Large-scale Urban Drainage Modelling for Hong Kong Island

The rising likelihood and severity of flooding caused by climate change heightens the demand for detailed and precise hydrodynamic models. Flood modeling commonly involves analyses done either in a simplified watershed-scale 1D model, a detailed local-scale 2D model, or a combination of both approaches. However, the laborious setup and high data requirements hinder detailed watershed-scale modeling, particularly in urban areas like Hong Kong, where intricate drainage systems pose additional challenges. Alternative methods have been developed to consider underground drainage capacity such as subtracting the water volume held by pipes from the surface runoff and representing it with an equivalent infiltration rate.
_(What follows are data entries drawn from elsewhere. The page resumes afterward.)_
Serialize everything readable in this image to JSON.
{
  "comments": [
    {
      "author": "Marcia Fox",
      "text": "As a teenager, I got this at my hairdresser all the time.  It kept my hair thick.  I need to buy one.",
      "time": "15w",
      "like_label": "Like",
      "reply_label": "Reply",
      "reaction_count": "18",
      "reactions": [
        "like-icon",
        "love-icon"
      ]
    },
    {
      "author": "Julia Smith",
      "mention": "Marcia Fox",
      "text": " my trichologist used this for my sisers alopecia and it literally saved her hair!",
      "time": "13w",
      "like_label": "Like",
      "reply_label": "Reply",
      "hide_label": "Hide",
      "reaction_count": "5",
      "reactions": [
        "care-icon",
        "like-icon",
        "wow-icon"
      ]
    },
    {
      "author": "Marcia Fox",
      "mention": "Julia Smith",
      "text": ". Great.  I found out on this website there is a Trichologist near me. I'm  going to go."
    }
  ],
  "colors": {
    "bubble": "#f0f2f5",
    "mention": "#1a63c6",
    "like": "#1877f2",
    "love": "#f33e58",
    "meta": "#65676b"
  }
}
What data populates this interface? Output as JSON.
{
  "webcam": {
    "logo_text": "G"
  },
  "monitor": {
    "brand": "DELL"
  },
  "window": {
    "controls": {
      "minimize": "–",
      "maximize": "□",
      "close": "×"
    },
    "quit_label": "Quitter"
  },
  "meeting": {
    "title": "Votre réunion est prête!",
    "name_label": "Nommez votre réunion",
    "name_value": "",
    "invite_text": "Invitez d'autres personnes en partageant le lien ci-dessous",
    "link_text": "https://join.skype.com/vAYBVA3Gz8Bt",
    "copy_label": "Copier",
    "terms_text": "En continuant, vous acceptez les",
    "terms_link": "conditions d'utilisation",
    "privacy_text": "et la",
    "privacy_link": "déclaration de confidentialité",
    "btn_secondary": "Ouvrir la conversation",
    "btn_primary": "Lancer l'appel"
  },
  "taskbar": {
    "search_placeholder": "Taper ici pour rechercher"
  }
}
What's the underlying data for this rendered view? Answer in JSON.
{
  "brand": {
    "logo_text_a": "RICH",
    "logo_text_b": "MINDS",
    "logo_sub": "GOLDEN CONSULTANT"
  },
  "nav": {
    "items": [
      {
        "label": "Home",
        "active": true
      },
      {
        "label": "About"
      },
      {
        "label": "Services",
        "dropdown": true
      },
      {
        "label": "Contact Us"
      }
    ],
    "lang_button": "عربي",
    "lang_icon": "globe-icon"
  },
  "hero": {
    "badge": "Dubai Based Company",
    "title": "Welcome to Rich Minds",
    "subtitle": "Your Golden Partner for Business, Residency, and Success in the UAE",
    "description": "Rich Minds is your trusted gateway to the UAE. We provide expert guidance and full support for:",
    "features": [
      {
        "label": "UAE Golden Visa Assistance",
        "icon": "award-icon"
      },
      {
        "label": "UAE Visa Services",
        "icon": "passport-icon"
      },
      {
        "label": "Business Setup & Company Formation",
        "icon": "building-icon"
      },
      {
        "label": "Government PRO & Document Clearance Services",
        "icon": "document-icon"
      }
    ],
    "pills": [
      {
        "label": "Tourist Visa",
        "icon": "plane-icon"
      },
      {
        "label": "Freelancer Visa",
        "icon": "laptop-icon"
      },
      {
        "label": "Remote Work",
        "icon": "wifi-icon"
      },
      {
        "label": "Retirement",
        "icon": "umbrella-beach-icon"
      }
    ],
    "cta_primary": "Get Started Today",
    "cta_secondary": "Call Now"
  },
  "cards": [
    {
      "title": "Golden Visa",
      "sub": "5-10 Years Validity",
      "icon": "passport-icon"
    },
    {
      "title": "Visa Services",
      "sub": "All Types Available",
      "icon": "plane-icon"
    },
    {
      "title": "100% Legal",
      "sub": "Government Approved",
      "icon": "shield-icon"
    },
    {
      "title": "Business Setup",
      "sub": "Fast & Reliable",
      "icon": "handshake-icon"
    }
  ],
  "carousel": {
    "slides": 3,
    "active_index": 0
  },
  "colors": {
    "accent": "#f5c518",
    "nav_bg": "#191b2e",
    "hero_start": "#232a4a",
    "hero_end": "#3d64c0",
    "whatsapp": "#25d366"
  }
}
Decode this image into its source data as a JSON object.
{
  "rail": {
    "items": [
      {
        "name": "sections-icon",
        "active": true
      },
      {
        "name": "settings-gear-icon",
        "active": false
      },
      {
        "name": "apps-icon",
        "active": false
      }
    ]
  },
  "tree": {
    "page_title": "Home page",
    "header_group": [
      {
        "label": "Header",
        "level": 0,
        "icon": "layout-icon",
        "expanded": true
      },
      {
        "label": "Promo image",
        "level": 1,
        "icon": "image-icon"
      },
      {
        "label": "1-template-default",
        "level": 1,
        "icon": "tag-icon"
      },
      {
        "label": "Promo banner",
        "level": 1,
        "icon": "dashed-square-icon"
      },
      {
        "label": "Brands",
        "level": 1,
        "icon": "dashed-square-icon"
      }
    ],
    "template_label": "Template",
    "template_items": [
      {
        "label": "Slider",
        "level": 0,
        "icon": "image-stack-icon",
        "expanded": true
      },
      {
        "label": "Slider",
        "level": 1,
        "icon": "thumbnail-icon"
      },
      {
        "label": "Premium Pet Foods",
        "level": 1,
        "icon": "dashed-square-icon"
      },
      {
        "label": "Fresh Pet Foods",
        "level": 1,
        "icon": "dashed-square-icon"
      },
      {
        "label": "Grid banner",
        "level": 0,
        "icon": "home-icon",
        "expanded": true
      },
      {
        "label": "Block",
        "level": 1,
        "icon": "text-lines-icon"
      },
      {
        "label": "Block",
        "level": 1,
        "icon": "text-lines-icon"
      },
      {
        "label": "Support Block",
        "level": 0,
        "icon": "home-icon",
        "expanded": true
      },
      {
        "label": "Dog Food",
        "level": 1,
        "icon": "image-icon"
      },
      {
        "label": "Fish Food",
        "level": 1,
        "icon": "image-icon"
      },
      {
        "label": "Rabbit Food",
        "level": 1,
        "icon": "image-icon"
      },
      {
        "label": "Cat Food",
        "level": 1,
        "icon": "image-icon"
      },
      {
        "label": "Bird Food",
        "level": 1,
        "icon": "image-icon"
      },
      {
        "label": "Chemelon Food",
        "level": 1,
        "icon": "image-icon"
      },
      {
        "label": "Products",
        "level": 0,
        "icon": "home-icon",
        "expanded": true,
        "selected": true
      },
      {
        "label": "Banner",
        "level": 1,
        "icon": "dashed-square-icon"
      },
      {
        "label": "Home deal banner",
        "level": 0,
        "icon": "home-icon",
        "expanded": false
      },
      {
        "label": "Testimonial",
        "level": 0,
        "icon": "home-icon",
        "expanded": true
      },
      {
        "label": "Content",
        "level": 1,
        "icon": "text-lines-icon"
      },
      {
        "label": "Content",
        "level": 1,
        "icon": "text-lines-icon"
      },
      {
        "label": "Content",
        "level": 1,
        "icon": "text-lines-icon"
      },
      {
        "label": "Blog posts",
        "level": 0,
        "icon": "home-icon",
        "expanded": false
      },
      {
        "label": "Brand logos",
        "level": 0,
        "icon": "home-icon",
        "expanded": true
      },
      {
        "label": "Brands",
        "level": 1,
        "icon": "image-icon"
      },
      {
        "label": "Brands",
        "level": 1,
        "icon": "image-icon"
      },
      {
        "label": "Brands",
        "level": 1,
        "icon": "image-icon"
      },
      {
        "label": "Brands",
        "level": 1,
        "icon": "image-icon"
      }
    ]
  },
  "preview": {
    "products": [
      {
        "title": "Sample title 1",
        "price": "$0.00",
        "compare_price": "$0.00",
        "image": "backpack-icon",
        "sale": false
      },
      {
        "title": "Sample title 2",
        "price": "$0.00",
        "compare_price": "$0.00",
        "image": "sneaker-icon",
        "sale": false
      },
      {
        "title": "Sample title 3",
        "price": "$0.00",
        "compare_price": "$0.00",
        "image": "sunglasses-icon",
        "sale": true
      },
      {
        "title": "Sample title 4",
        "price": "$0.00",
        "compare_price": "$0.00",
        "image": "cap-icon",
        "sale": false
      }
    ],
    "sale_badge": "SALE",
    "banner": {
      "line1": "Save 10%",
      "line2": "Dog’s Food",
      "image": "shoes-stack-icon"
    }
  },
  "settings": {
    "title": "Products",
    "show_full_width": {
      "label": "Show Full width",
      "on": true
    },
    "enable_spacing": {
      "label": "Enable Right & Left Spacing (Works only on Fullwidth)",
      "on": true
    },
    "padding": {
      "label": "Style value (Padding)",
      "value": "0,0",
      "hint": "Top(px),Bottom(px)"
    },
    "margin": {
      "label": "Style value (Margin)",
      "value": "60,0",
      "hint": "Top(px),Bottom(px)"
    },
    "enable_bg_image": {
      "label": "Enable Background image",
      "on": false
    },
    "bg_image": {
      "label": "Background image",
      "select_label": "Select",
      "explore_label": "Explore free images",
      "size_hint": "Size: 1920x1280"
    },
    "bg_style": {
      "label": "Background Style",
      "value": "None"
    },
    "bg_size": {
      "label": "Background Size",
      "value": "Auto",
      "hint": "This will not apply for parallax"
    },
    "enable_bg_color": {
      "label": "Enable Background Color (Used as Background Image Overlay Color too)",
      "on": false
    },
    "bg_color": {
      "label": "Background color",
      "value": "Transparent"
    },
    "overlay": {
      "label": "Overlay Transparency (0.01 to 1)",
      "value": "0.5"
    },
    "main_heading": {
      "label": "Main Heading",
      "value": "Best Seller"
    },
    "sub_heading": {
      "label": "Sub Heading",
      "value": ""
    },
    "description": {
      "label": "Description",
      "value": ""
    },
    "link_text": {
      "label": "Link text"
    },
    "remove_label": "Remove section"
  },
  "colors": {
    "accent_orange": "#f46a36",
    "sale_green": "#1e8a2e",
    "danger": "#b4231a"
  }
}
However, these methods do not give sufficient information on the flow movement underground. Enabled by Hong Kong’s extensive datasets, this study attempts the integration of the digitized urban drainage system into a watershed-scale hydrodynamic model. Hong Kong Island, with a land area of 99.5 square kilometers, is set as the study area. This domain covers 35,259 conduits, 32,622 junctions, and 31 rain gages. A case study is adopted using the September 2023 black rainstorm event to demonstrate the model’s capability to map surface flood inundations and describe the dynamics of the underground drainage system at once. Observed flood depths during the event are then used for results validation. Large-scale urban drainage models like this may aid decision makers in flood risk assessment and emergency action planning.